Le monde traverse aujourd’hui une zone de turbulence marquée par des tensions géopolitiques majeures, notamment les perturbations autour du détroit d’Ormuz, un point stratégique pour l’approvisionnement énergétique mondial. Dans ce contexte, étant donné que l’énergie est devenue un enjeu de souveraineté et de résilience, le Maroc comme de nombreux pays, s’inquiète pour sa sécurité énergétique et la compétitivité de son industrie.
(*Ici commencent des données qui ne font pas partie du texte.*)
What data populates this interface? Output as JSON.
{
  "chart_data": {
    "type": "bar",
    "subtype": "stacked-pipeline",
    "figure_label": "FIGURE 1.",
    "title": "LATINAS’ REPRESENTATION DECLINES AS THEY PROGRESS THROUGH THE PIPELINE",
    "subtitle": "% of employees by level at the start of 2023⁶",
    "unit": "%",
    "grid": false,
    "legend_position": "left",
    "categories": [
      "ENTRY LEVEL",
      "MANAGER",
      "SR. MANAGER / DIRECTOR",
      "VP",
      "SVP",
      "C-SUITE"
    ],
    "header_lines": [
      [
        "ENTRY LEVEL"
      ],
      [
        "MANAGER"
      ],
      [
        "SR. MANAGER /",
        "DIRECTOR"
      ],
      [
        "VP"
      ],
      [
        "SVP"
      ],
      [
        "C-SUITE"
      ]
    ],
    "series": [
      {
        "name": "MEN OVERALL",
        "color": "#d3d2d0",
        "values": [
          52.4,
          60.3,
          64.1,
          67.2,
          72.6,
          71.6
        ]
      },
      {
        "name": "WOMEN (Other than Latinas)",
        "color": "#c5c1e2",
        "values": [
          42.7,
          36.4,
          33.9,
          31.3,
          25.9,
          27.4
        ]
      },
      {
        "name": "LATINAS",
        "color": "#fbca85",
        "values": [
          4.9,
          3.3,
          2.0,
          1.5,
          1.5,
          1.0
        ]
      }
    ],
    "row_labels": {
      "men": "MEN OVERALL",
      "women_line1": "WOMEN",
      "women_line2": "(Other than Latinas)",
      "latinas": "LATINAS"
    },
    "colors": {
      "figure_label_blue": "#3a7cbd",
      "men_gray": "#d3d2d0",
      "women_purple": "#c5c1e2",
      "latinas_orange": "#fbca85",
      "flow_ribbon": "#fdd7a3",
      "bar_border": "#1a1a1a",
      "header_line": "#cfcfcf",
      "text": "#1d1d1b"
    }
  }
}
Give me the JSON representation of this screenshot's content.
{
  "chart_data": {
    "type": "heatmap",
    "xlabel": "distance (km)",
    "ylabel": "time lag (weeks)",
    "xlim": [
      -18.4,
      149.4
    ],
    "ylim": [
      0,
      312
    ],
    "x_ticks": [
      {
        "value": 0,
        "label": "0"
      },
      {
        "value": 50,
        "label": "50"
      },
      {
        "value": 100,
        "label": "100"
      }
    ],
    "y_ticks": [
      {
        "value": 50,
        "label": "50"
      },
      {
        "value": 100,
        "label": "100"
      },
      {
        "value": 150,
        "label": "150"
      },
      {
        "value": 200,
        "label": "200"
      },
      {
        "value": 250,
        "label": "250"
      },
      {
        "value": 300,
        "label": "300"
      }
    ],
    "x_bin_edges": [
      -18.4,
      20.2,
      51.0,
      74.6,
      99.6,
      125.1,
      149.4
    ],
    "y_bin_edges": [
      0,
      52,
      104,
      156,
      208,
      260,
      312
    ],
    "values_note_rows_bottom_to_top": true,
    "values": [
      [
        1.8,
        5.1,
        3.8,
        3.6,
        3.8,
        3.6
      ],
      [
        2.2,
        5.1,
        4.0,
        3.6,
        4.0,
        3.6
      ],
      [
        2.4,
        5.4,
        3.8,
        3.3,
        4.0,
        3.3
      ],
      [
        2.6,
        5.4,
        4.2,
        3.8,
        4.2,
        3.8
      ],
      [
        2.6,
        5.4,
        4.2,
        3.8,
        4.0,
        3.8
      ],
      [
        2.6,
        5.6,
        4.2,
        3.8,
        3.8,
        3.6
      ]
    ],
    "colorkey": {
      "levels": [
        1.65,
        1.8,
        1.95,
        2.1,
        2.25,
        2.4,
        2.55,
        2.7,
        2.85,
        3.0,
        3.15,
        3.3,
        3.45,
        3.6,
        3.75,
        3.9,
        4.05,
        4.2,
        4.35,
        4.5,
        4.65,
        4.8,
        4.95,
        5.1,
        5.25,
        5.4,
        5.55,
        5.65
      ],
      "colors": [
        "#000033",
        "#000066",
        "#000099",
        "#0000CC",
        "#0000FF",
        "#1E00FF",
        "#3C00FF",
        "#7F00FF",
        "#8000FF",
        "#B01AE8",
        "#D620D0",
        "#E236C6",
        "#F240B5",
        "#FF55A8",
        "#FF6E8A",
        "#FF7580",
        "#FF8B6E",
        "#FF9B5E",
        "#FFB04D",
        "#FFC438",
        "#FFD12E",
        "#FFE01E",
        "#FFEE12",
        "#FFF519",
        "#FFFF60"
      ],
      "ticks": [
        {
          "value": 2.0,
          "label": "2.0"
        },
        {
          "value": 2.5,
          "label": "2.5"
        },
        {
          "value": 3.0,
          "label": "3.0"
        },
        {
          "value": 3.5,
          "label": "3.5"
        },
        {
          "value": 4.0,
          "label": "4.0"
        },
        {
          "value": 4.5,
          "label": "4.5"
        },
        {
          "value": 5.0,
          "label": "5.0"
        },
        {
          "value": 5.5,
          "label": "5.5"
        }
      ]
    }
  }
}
La question énergétique a été largement débattue, le 25 mars dernier, lors de la 4è édition du Forum International des Énergies qui a réuni les représentants du ministère de la Transition énergétique et ceux de l’industrie du commerce, des acteurs clés de l’énergie, de l’ingénierie, du financement et de l’économie circulaire. L’objectif a été de répondre à une question centrale pour l’avenir économique du Royaume : comment faire de l’énergie bas carbone un véritable levier de compétitivité industrielle ?
Hanane Belyagou, Directrice au Ministère de l’Industrie et du Commerce, a rappelé que ce forum vient à un moment charnière où l’industrie mondiale connaît une transformation profonde sous l’effet combiné de plusieurs dynamiques structurantes. La volatilité persistante des marchés énergétiques, surtout avec les contextes actuels et l’accélération des exigences climatiques, notamment le Mécanisme d’Ajustement Carbone aux Frontières européennes (MACF/CBAM), entré en vigueur depuis janvier 2026.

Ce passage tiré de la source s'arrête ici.